Reprocessable Fluoro-Glycidyl Acrylate-Butadiene Rubbers via In Situ Cross-Linker Chain Extension and Hydrophobic Silica: Achieving Enhanced Tensile Strength and Surface Fluorine Enrichment

Fluorinated (meth)acrylate polymers have gained significant attention in marine antifouling, aerospace, and microelectronics applications owing to their exceptional surface properties. Current research focuses on two distinct approaches: mechanical reinforcement through cross-linking and fillers and surface hydrophobicity improvement via surface fluorine enrichment. However, these strategies present inherent limitations─the former compromises hydrophobicity by restricting fluorinated side chain migration, while the latter often sacrifices mechanical integrity. To address this challenge, we developed a reprocessable fluoro-glycidyl acrylate-butadiene rubber (FGBR) incorporating in situ cross-linker chain extension and hydrophobic silica filler. The introduction of a chain extender (20 wt %) enabled in situ formation of extended cross-linked networks, yielding remarkable 114% and 162% enhancements in tensile strength and toughness, respectively.

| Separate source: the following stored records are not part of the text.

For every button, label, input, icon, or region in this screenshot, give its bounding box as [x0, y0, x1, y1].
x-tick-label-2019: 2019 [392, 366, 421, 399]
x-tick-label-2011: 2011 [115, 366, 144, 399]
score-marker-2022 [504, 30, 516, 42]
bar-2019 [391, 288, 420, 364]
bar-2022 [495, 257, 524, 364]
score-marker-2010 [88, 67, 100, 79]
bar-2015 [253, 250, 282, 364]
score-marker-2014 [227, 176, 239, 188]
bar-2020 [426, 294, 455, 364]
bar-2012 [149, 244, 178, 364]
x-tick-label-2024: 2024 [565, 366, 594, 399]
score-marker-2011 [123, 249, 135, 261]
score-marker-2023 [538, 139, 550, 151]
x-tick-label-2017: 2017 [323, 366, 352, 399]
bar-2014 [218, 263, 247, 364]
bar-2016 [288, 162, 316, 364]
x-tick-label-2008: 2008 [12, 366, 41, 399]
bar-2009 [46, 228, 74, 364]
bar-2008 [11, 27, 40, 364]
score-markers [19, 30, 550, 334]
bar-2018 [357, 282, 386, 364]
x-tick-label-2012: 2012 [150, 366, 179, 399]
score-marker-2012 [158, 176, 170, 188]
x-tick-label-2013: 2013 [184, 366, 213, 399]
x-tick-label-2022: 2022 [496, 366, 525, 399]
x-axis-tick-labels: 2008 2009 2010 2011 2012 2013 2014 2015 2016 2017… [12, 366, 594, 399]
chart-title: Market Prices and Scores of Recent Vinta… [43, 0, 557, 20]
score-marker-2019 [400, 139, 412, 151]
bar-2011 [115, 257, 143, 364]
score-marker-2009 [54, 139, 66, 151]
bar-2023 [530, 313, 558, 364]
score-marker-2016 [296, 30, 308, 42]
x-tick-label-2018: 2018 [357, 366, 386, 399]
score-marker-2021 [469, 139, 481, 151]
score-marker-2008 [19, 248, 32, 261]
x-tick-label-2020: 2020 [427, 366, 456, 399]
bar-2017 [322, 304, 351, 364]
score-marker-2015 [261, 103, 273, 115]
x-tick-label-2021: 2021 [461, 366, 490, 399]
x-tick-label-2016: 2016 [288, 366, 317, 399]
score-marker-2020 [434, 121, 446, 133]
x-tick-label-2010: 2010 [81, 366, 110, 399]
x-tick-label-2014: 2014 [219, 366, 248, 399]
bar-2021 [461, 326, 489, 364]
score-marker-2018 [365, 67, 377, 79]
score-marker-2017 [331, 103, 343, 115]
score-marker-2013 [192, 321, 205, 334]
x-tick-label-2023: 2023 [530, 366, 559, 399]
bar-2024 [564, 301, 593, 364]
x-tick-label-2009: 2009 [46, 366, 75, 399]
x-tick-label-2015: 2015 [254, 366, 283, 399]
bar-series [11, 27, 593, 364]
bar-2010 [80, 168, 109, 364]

Concurrently, hydrophobic silica (40 phr) effectively reduced interchain polarity, promoting fluorinated side chain migration to the surface. This synergistic approach achieved concurrent optimization of mechanical properties (18.6 MPa tensile strength) and surface hydrophobicity (132.2° water contact angle). Notably, the dynamic β-hydroxy ester and disulfide bonds within the cross-linked network endowed the material with excellent thermal reprocessability. This design, combining in situ chain extension with silica nanocomposites, represents a significant advancement in fluorinated methacrylate elastomers.